To achieve high performance, each of the processes is heavily pipelined. Unfortunately, this creates a structural hazard. The scanner might write a reference into the calendar where the dispatcher is only halfway-done executing. To solve this, we just increase the width of the calendar slightly, and forbid the scanner from writing near the position of the dispatcher. Pending records near the scanner thus get scanned twice before being executed by the dispatcher, and only one of those times can be a structural hazard.

# OUTLOOK

We presented a way to output actions scheduled according to their timestamps. While the actions arrive in unsorted order, we are still able to accept and output one action every clock cycle. Due to careful pipelining, the design can run at up to 325MHz on an Altera Arria V. The design uses only three memory blocks, one 64-bit comparator, and three very simple processes. The low cost of this solution was achieved by formulating the real-time scheduling problem as a lazily-updated look-up table.

Our approach has many similarities to calendar queues [2]. However, unlike calendar queues, time spent inspecting empty calendar entries is not time wasted. In a calendar queue, one must retrieve the *next* scheduled action. In real-time scheduling, we need only retrieve the action scheduled for the current time. Calendar queues thus suffer the same sorts of problems as bucket- and radix-sort [3]; they depend on the distribution of execution timestamps and performance can become significantly degraded.

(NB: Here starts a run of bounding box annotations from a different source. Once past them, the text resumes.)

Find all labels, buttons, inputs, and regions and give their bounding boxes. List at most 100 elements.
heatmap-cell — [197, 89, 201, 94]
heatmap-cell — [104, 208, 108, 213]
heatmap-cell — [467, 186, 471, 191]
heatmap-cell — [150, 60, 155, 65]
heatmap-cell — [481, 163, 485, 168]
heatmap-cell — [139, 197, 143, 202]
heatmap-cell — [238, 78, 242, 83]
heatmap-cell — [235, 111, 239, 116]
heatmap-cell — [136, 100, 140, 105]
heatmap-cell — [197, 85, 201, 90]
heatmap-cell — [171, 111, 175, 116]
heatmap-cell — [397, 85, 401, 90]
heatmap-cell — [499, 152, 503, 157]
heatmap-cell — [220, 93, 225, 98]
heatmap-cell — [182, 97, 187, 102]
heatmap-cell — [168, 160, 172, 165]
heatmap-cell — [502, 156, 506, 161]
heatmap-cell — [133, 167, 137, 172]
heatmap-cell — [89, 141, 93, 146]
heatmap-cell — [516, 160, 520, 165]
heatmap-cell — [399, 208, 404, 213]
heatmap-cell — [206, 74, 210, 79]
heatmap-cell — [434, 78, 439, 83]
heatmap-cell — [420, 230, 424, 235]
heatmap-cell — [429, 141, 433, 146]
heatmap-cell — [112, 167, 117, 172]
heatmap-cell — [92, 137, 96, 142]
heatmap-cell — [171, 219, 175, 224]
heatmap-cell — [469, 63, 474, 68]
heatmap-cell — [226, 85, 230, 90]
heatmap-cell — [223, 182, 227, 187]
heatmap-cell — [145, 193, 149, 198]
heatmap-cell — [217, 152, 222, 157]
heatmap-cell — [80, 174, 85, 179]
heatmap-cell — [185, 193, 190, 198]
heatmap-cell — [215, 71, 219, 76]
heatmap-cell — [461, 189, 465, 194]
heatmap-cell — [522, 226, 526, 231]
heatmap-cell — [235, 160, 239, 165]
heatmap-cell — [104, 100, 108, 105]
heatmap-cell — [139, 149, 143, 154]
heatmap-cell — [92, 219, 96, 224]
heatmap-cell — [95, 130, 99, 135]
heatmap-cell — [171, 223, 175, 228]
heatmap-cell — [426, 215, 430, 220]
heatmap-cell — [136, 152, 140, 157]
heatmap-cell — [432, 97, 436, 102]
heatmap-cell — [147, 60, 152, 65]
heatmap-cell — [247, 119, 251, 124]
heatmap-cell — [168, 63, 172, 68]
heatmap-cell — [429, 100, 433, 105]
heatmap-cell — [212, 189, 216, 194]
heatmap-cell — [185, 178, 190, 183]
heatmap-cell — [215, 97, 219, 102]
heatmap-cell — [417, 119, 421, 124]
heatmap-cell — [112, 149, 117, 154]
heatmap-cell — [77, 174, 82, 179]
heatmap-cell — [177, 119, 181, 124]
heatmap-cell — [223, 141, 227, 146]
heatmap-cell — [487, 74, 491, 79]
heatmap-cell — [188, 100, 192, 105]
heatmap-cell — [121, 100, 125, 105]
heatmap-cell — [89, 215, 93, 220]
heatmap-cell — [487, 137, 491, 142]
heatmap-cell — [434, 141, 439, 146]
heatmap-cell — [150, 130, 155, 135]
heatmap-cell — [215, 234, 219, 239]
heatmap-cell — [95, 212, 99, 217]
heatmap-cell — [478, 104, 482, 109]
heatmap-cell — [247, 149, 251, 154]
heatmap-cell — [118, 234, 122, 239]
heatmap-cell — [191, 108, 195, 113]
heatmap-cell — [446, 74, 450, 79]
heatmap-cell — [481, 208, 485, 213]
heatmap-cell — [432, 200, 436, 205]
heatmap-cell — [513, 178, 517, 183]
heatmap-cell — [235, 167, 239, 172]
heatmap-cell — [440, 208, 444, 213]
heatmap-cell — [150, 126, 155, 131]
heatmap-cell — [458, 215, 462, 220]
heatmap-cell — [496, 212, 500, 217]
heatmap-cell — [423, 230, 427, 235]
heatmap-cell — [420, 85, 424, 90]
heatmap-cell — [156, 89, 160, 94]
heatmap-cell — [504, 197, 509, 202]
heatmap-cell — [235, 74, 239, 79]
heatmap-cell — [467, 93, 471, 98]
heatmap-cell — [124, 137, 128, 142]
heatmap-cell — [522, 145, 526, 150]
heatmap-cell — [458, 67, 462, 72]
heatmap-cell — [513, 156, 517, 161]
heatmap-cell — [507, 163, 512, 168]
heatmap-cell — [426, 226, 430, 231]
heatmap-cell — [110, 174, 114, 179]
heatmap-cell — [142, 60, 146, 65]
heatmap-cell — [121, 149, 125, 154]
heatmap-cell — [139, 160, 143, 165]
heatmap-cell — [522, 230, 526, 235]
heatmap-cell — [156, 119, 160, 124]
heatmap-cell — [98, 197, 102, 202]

Unfortunately, even our approach is not completely immune to a poor timestamp distribution. If, for some reason, more than 256 pending actions need to be stored at once, the block memory used for the pending table will be exhausted. For this reason, the FAIR data master only schedules actions that will be executed in the immediate future.

Compared to a heap-based approach [1], our approach deals poorly with two actions scheduled to occur simultaneously. While this situation must be avoided in any case, as the relative order between two simultaneous actions is undefined, a heap implementation would at least output these two actions back-to-back. Our approach will instead delay one of the actions by 256 cycles. We think that the significant area and performance benefit inherent to our approach justifies this small concession.

Finally, in an ASIC, it might make sense to use a shiftregister-based approach [4]. To implement this in an FPGA would be prohibitively expensive as the storage of the records must be done in registers, not block memory. Even in an ASIC, the necessary CAM-like shift-register setup will cost far more than an equivalent SRAM. Indeed, it is hard to imagine any solution exists which is significantly smaller or faster than the one we propose here.

## REFERENCES

- Wojciech M Zabołotny. Dual port memory based heapsort implementation for FPGA. In *Photonics Applications in Astronomy, Communications, Industry, and High-Energy Physics Experiments 2011*, pages 80080E–80080E. International Society for Optics and Photonics, 2011.
- [2] Randy Brown. Calendar queues: a fast 0 (1) priority queue implementation for the simulation event set problem. *Communications of the ACM*, 31(10):1220–1227, 1988.
- [3] D. Knuth. Sorting by distribution. In *The Art of Computer Programming, Volume 3: Sorting and Searching*, chapter 5.2.5, pages 168–179. Addison-Wesley, 3 edition, 1997.
- [4] Chen-Yi Lee and Jer-Min Tsai. A shift register architecture for high-speed data sorting. *Journal of VLSI signal processing* systems for signal, image and video technology, 11(3):273–280, 1995.